Они уже усаживаются в автомобиль, когда из дома доносится выстрел. Звук откатывается от гор, ослабевает, исчезает.

– Бл…! – Берко оказался в доме еще до того, как Ландсман добежал до ступенек.

Когда Ландсман ворвался в открытую дверь, Берко уже согнулся над отцом, застывшим в позе спортсмена на соревнованиях по бегу с барьерами: одна нога подтянута к груди, другая вытянута сзади. В правой руке повис курносый револьвер, в левой зажата ритуальная бахрома. Берко распрямляет тело отца, переворачивает его на спину, проверяет пульс на шее. Красное пятно блестит на лбу справа, ближе к виску. Волосы выжжены, вырваны, обожжены и испачканы кровью. Выстрел, конечно, жалкий.

– О, черт, – бормочет Берко. – О, черт, дед… Все засрал…

– Все засрал… – отзывается Ландсман.

– Дед! – орет Берко, но тут же смолкает и добавляет еще два-три тихих гортанных слова на языке, оставленном в прошлом.

Они останавливают кровь, обрабатывают и перевязывают рану. Ландсман ищет, куда делась пуля, и находит дырку в фанерной стене.

– Где он его откопал? – Ландсман подбирает оружие. Револьвер потерт, поцарапан, старый механизм. – Тридцать восьмой «детектив спешиэл».

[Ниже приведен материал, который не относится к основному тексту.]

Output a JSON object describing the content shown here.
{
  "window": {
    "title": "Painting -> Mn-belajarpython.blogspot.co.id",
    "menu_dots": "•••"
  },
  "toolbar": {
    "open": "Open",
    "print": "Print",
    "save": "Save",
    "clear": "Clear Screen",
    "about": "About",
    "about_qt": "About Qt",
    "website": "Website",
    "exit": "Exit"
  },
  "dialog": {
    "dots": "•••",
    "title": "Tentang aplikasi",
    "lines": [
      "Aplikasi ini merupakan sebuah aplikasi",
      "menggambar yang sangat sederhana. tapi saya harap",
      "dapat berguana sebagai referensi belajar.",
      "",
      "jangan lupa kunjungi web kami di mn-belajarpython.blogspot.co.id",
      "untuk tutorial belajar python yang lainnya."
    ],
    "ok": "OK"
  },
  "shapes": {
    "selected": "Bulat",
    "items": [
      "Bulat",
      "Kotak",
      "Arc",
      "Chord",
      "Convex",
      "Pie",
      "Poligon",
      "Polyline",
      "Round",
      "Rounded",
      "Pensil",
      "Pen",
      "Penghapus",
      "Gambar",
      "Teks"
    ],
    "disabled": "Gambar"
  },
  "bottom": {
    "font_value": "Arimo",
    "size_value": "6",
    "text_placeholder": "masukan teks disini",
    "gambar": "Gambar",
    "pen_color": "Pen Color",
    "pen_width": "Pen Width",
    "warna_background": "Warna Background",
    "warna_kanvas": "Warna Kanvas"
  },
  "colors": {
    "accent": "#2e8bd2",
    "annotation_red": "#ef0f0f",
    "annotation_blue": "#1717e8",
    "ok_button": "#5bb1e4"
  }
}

– Да черт его знает. У него куча пушек. Страсть любит игрушки. Это у нас общее.

– Может, мемориальный? Может, из него застрелился Мелек Гейстик в кафе «Эйнштейн»?

– Я бы не удивился. – Берко взваливает отца на плечо, они спускаются к машине, кладут раненого на заднее сиденье на кучу полотенец. Ландсман включает сирену, которую использовал, может, два раза за пять лет, и они направляются вверх по склону.

Станция «скорой помощи» есть в Найештате, но народ, доставляемый туда, мрет исправно и регулярно, так что они решают держать путь в Ситку, в центральную больницу. По дороге Берко звонит жене. Объясняет ей несколько сбивчиво, что его отец и человек по имени Альтер Литвак несут долю ответственности за смерть его матери во время печально известного индейско-еврейского конфликта, что его отец пустил себе пулю в лоб, что они собираются отвезти Герца Шемеца в отделение «скорой помощи» городской больницы, потому что он полицейский, черт побери, и что у него работа, и старик может и коньки отбросить. Эстер-Малке принимает и переваривает все рассказанное, Берко заканчивает контакт, и они входят в слепую зону. Минут пятнадцать связь отсутствует, оба молчат, но ближе к границе города телефон Берко оживает.

– Ну… – говорит он. И снова: – Ну… – но уже более раздраженно. Он слушает доводы своей жены около минуты. Ландсман не знает, читает ли она ему кодекс профессионального поведения, рассказывает ли о нормах морали и нравственности, о долге всепрощения, о долге сына перед отцом и потомков перед предками. Под конец Берко трясет головой, оглядывается на старого еврея, распростертого на полотенцах, выдавливает из себя: – Ладно. – И завершает разговор.

– Сбросишь меня в больнице, – произносит он голосом признавшего поражение, – и позвони мне. если найдешь этого грёбаного Литвака.